We were brought in to warm things up even more and collaborated with Whitespace (under the watchful eye of Apple corporate) in developing a series of unique in-store promotions that, for strategic and demographic reasons, were permitted to diverge from the company’s global campaigns to better seed the brand in this burgeoning new market. The success has been phenomenal: today there are over 50 iStudio stores across Thailand.
Mac to School Almost all Thai students are required by their public or private schools to wear uniforms.
Think Green Apple approaches the environment as innovatively as they do their products and asked us to develop a promotion that would communicate that to an increasingly environmentally conscious Thai market in a fun, upbeat way.
Thinking Mac? This was a very successful promotion that used just a few simple components—a hanging mobile, a suite of three posters, and a cool cap for in-store staff—to increase customer interaction with both staff and products.
Warnings This was a cheeky little promo consisting of three oversized fluorescent posters.

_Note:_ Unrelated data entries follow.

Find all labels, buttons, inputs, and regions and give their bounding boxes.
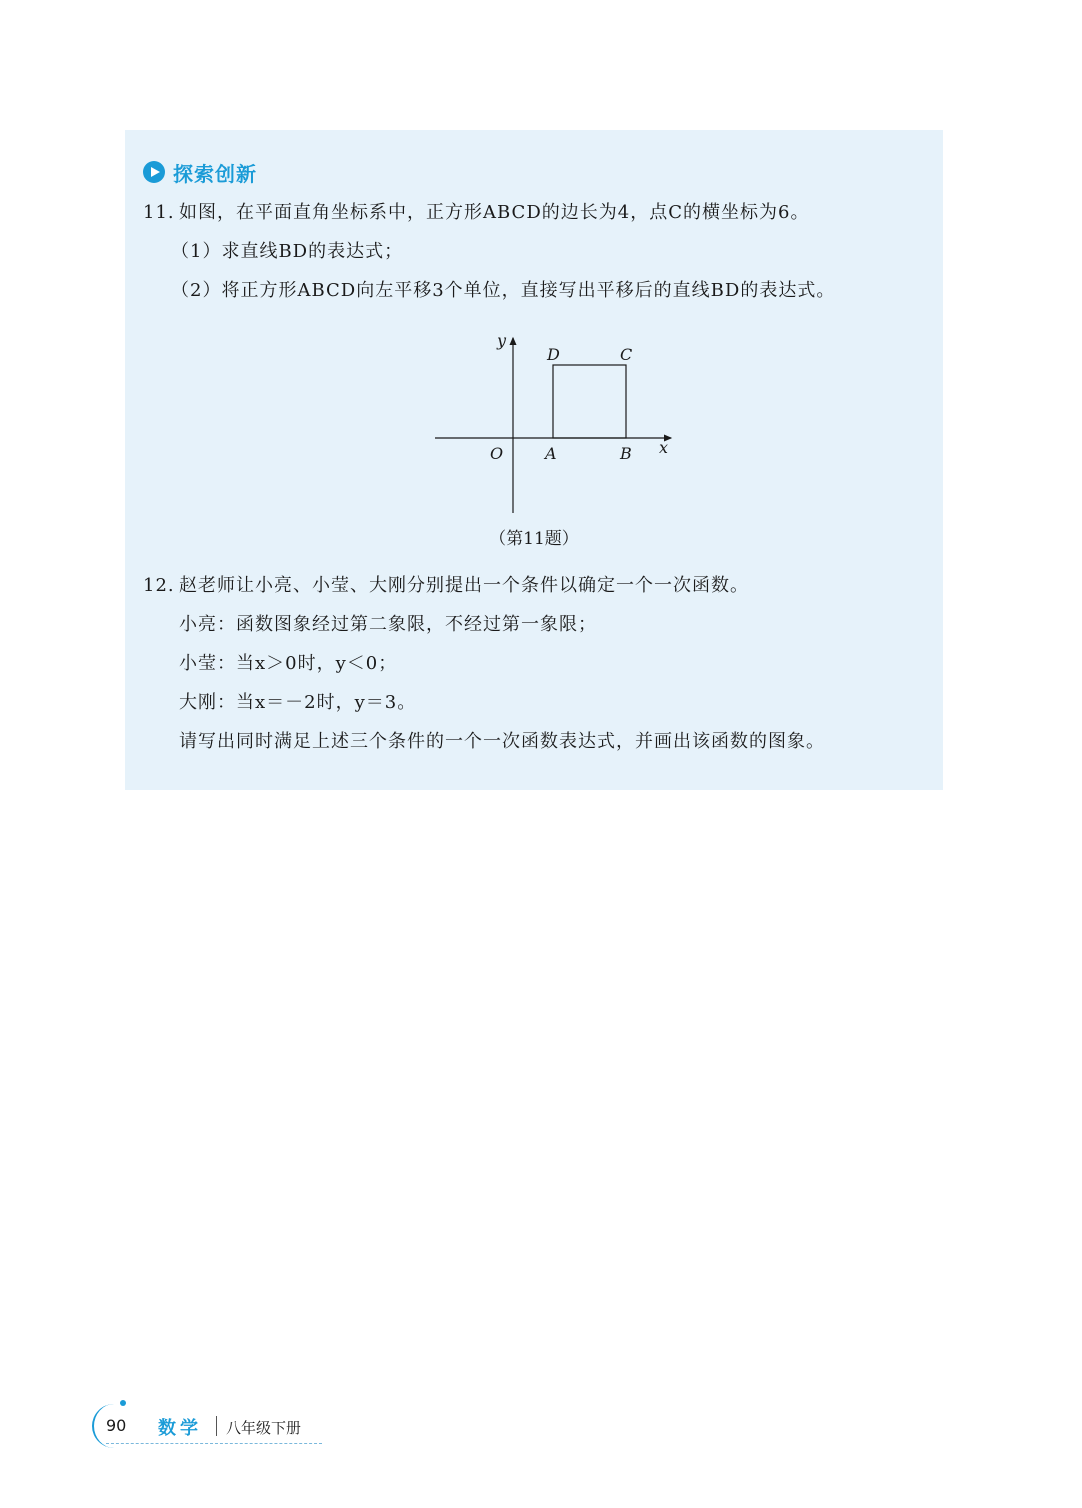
subject-name: 数学 [158, 1418, 202, 1439]
problem-12-line-1: 小亮：函数图象经过第二象限，不经过第一象限； [179, 614, 597, 635]
problem-12-text: 赵老师让小亮、小莹、大刚分别提出一个条件以确定一个一次函数。 [179, 575, 749, 596]
label-o: O [490, 444, 504, 463]
problem-12-number: 12. [143, 575, 175, 596]
problem-12-statement [143, 573, 749, 599]
section-title: 探索创新 [173, 161, 257, 186]
label-b: B [620, 444, 632, 463]
footer-dashed-rule [106, 1443, 322, 1444]
problem-12-line-2: 小莹：当x＞0时，y＜0； [179, 653, 398, 674]
play-circle-icon [143, 161, 165, 183]
square-abcd [553, 365, 626, 438]
problem-12-line-3: 大刚：当x＝－2时，y＝3。 [179, 692, 417, 713]
page-number: 90 [106, 1416, 127, 1435]
label-a: A [545, 444, 557, 463]
label-y: y [497, 331, 507, 350]
coordinate-figure [433, 330, 683, 520]
label-c: C [620, 345, 633, 364]
exercise-panel [125, 130, 943, 790]
problem-11-statement [143, 200, 809, 226]
label-x: x [659, 438, 669, 457]
grade-label: 八年级下册 [226, 1419, 302, 1437]
problem-11-text: 如图，在平面直角坐标系中，正方形ABCD的边长为4，点C的横坐标为6。 [179, 202, 810, 223]
figure-caption: （第11题） [489, 529, 579, 549]
problem-12-line-4: 请写出同时满足上述三个条件的一个一次函数表达式，并画出该函数的图象。 [179, 731, 825, 752]
coordinate-diagram [433, 330, 683, 520]
problem-11-part-2: （2）将正方形ABCD向左平移3个单位，直接写出平移后的直线BD的表达式。 [171, 280, 836, 301]
label-d: D [547, 345, 560, 364]
page-footer [92, 1400, 502, 1452]
problem-11-number: 11. [143, 202, 175, 223]
footer-dot-decoration [120, 1400, 126, 1406]
section-header [143, 158, 257, 186]
problem-11-part-1: （1）求直线BD的表达式； [171, 241, 404, 262]
footer-separator [216, 1416, 217, 1436]
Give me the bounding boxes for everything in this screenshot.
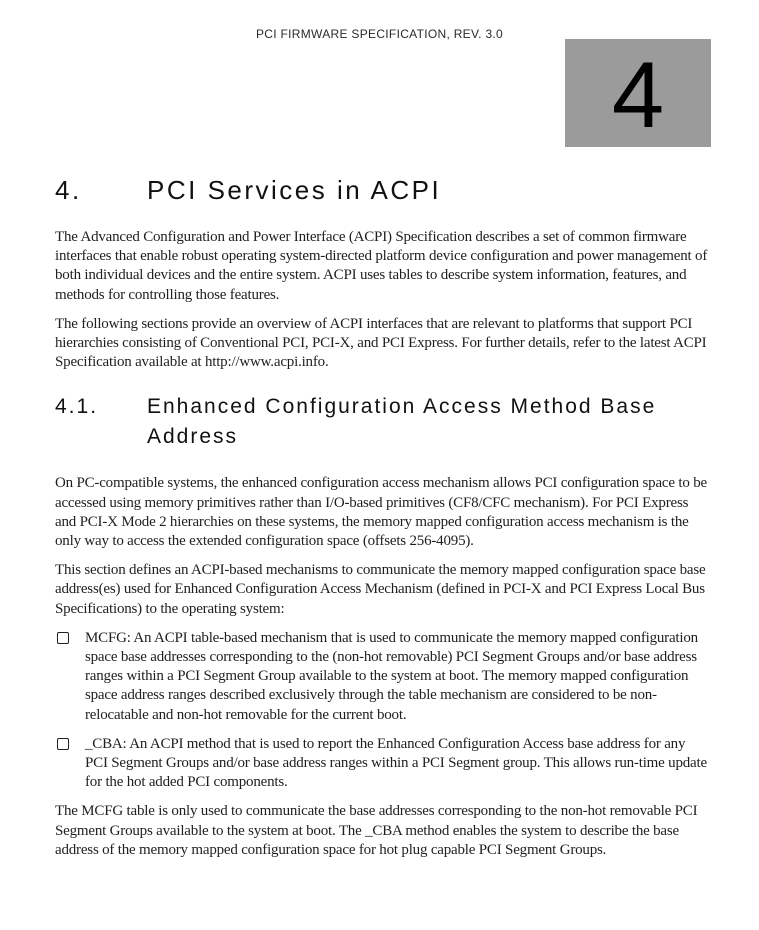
paragraph-acpi-overview: The Advanced Configuration and Power Interface (ACPI) Specification describes a set of common firmware interfaces that enable robust operating system-directed platform device configuration and power management of both individual devices and the entire system. ACPI uses tables to describe system information, features, and methods for controlling those features. — [55, 229, 708, 303]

Positioned just outside store entrances, they were designed to increase walk-in traffic at satellite locations.
Pictograms A set of three in-store posters that used manipulated universal pictograms to communicate that Apple products can be used and enjoyed anywhere, anyhow, anytime.
Please Play This was the very first promotion we did for iStudio. It was designed to encourage new Thai customers—who are generally more reserved and hands-off than Westerners—to feel free to touch, interact with, and otherwise explore Apple products.